L’analisi corretta di entrambi i fenomeni è identica ed è semplice. Il reticolo cristallino accorcia coattivamente le distanze tra le particelle (elettroni o protoni); la bassa temperatura ne riduce le velocità reciproche: il risultato necessario – gravitazionale – è il prevalere di eventi di orbitazione mutua sugli eventi di fuga e pertanto i corpuscoli (elettroni o protoni) si aggregano. Dal che si ha, in via perfettamente naturale, elettricità liquida o fusione fredda. La “barriera elettrostatica” (o di Coulomb) è un puro formalismo, privo di qualsiasi vero fondamento. E’ evidente che una tale analisi fa giustizia di tutte le teorie vigenti sull’elettromagnetismo. Ma vediamo quali sono le reazioni degli ambienti ufficiali, quando cade un principio basilare della scienza “normale” (come la chiama Kuhn). Esse si riassumono così:
a) inventare una qualche spiegazione ad hoc dei risultati anomali di un esperimento: ossia, tentare di mettervi una toppa;
b) negare ostinatamente la validità dell’esperimento “scandaloso”;
c) mettere la sordina al problema e cercare di farlo dimenticare.
Infatti, nell’articolo citato di Thomas sull’elettricità liquida (LE SCIENZE n.98) la violazione della barriera elettrostatica da parte degli elettroni è sanata con l’originale espediente di combinare gli elettroni, negativi, con “vuoti carichi positivamente” (testuale), al fine di non ammettere che si sono agglomerati tra loro (titolo dell’articolo: Un liquido composto da elettroni e buche). E il Preparata, a proposito della fusione fredda, non trova di meglio che ribaltare la spiegazione inventata dal Thomas, facendo combinare i protoni, positivi, con delle “buche” ovviamente negative (PANORAMA n.1251, 8 aprile 1990).

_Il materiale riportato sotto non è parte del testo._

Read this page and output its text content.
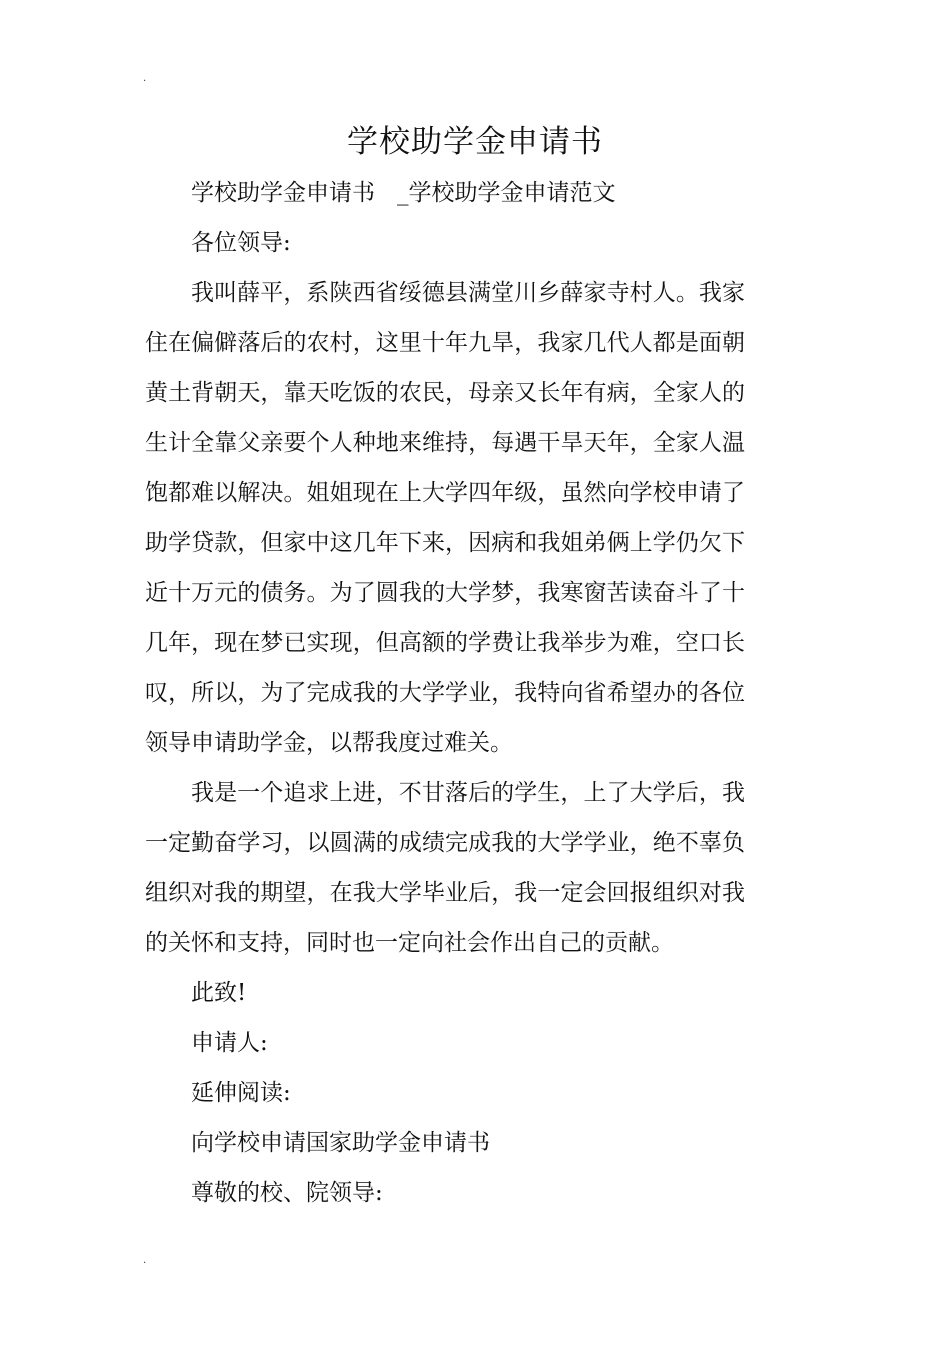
.
学校助学金申请书

学校助学金申请书 _学校助学金申请范文

各位领导:

我叫薛平，系陕西省绥德县满堂川乡薛家寺村人。我家住在偏僻落后的农村，这里十年九旱，我家几代人都是面朝黄土背朝天，靠天吃饭的农民，母亲又长年有病，全家人的生计全靠父亲要个人种地来维持，每遇干旱天年，全家人温饱都难以解决。姐姐现在上大学四年级，虽然向学校申请了助学贷款，但家中这几年下来，因病和我姐弟俩上学仍欠下近十万元的债务。为了圆我的大学梦，我寒窗苦读奋斗了十几年，现在梦已实现，但高额的学费让我举步为难，空口长叹，所以，为了完成我的大学学业，我特向省希望办的各位领导申请助学金，以帮我度过难关。

我是一个追求上进，不甘落后的学生，上了大学后，我一定勤奋学习，以圆满的成绩完成我的大学学业，绝不辜负组织对我的期望，在我大学毕业后，我一定会回报组织对我的关怀和支持，同时也一定向社会作出自己的贡献。

此致!

申请人:

延伸阅读:

向学校申请国家助学金申请书

尊敬的校、院领导:

.
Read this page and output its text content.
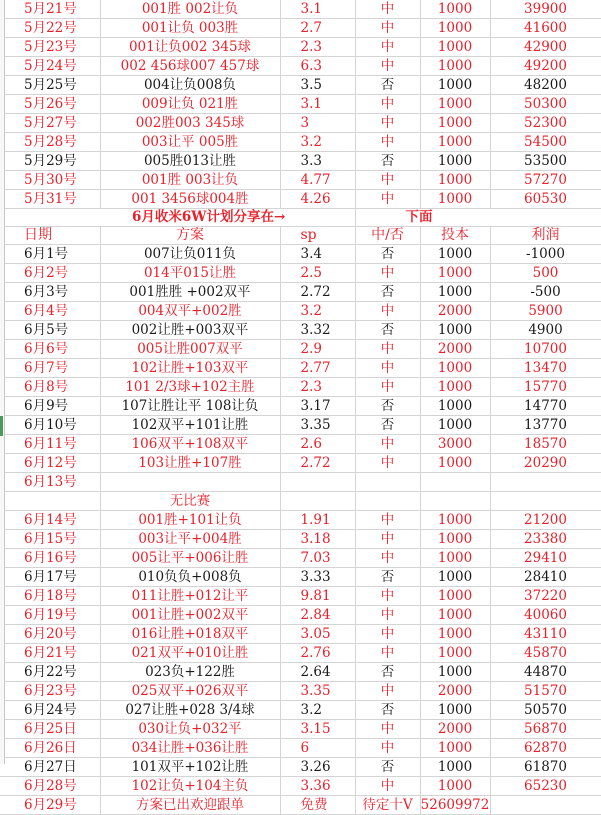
5月21号	001胜 002让负	3.1	中	1000	39900
5月22号	001让负 003胜	2.7	中	1000	41600
5月23号	001让负002 345球	2.3	中	1000	42900
5月24号	002 456球007 457球	6.3	中	1000	49200
5月25号	004让负008负	3.5	否	1000	48200
5月26号	009让负 021胜	3.1	中	1000	50300
5月27号	002胜003 345球	3	中	1000	52300
5月28号	003让平 005胜	3.2	中	1000	54500
5月29号	005胜013让胜	3.3	否	1000	53500
5月30号	001胜 003让负	4.77	中	1000	57270
5月31号	001 3456球004胜	4.26	中	1000	60530
6月收米6W计划分享在→			下面		
日期	方案	sp	中/否	投本	利润
6月1号	007让负011负	3.4	否	1000	-1000
6月2号	014平015让胜	2.5	中	1000	500
6月3号	001胜胜 +002双平	2.72	否	1000	-500
6月4号	004双平+002胜	3.2	中	2000	5900
6月5号	002让胜+003双平	3.32	否	1000	4900
6月6号	005让胜007双平	2.9	中	2000	10700
6月7号	102让胜+103双平	2.77	中	1000	13470
6月8号	101 2/3球+102主胜	2.3	中	1000	15770
6月9号	107让胜让平 108让负	3.17	否	1000	14770
6月10号	102双平+101让胜	3.35	否	1000	13770
6月11号	106双平+108双平	2.6	中	3000	18570
6月12号	103让胜+107胜	2.72	中	1000	20290
6月13号					
	无比赛				
6月14号	001胜+101让负	1.91	中	1000	21200
6月15号	003让平+004胜	3.18	中	1000	23380
6月16号	005让平+006让胜	7.03	中	1000	29410
6月17号	010负负+008负	3.33	否	1000	28410
6月18号	011让胜+012让平	9.81	中	1000	37220
6月19号	001让胜+002双平	2.84	中	1000	40060
6月20号	016让胜+018双平	3.05	中	1000	43110
6月21号	021双平+010让胜	2.76	中	1000	45870
6月22号	023负+122胜	2.64	否	1000	44870
6月23号	025双平+026双平	3.35	中	2000	51570
6月24号	027让胜+028 3/4球	3.2	否	1000	50570
6月25日	030让负+032平	3.15	中	2000	56870
6月26日	034让胜+036让胜	6	中	1000	62870
6月27日	101双平+102让胜	3.26	否	1000	61870
6月28号	102让负+104主负	3.36	中	1000	65230
6月29号	方案已出欢迎跟单	免费	待定十V	52609972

Il suo merito è, tuttavia, quello di avere convalidato con la sua giusta correlazione la realtà della fusione fredda.
La quale, invece, ha subìto negli anni trascorsi dal 1989 tutte e tre le tecniche ostruzionistiche prima ricordate, nonostante le centinaia di conferme venute da esperimenti effettuati in tutto il mondo: l’italiano Scaramuzzi se ne fece addirittura brevettare il procedimento. Essa è in verità scandalosa per tre buoni motivi: fa cadere un pilastro delle teorie moderne; furono due chimici – Fleischmann e Pons – e non due fisici a scoprirla; è una fusione “povera” (qualche milioncino di spesa per realizzarla), mentre quella “calda” è ricchissima: migliaia di miliardi per costruire acceleratori di particelle sempre più potenti ed inutili. Per fortuna il Congresso americano ne ha bloccato uno del costo preventivato di 11 miliardi di dollari, ma ne erano già stati buttati al vento due miliardi (tremila miliardi di lire).

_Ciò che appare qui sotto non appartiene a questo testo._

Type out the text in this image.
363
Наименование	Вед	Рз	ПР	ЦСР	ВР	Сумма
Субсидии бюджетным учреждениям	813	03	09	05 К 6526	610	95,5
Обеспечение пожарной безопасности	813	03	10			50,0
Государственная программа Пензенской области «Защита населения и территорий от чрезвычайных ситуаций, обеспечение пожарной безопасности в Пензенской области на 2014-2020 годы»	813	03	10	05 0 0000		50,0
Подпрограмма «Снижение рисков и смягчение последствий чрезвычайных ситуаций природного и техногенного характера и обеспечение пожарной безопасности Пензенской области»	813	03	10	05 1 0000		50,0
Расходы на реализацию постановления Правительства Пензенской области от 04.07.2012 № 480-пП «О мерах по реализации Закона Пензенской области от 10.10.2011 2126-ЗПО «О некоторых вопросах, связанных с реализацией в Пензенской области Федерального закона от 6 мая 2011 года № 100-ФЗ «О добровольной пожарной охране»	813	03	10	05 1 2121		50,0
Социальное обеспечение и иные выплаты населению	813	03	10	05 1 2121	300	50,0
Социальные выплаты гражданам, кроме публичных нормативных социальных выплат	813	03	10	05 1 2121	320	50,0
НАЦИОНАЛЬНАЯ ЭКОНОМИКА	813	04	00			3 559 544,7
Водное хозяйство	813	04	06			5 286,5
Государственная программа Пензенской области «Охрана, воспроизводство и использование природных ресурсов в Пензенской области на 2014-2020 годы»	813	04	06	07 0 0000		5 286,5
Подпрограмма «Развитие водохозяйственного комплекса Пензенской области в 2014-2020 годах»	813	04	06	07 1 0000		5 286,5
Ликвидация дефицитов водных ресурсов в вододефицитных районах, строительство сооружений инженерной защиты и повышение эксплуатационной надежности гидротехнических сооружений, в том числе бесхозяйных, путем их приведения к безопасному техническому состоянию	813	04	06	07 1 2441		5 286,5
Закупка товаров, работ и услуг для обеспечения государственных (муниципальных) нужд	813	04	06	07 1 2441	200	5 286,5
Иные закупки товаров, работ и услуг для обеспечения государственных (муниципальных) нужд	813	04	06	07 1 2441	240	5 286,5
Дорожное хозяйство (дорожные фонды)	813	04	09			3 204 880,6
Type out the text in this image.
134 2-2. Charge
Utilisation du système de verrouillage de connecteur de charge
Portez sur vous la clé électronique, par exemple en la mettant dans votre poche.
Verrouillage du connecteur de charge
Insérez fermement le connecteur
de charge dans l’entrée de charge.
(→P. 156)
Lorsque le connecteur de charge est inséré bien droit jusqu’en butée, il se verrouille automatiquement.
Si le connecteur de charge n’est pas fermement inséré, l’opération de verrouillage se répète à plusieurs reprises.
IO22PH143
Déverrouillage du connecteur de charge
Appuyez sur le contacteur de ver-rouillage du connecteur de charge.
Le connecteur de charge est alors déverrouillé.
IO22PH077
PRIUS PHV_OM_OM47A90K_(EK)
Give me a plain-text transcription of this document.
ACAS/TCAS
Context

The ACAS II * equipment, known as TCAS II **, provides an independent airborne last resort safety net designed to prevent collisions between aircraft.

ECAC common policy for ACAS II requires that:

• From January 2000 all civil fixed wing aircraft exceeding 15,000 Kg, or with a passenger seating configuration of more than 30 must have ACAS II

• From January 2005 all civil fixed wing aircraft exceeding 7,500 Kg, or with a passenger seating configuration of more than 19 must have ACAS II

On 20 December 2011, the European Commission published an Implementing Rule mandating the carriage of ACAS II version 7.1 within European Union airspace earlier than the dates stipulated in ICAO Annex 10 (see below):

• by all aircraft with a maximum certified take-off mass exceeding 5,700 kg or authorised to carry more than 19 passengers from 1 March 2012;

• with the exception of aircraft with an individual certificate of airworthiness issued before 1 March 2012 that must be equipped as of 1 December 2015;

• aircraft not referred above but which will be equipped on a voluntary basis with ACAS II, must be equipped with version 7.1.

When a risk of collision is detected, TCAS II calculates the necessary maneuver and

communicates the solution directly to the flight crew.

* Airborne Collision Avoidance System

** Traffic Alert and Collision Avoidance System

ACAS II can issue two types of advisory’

Elettroni e protoni hanno giocato alla fisica contemporanea una seconda colossale beffa: quella della perfetta eguaglianza di “carica”, pur nella diversità di “segno” e di massa. E’ naturalmente innegabile che la misura sperimentale di tale quantità (che noi chiamiamo intensità di campo, al posto di “carica”) dà un valore assolutamente eguale per l’elettrone ed il protone, ma solo perché la forza “repulsiva” manifestata dalle due particelle viene registrata dagli strumenti a un limite subatomico di campo posto dalla natura a distanze diversissime dal centro del corpuscolo: una distanza molto maggiore per il protone che per l’elettrone, predeterminata dal fatto che lo strumento misuratore non può superare quel limite di intensità che determina gli eventi di fuga gravitazionale (apparente “repulsione”) e il cui valore è necessariamente lo stesso in entrambe le misure. E’, per così dire, il calibro gravitazionale dello strumento materiale a precostituire l’eguaglianza, che, quindi, non attiene all’intensità gravitazionale intrinseca delle due particelle, ovviamente molto maggiore nel protone.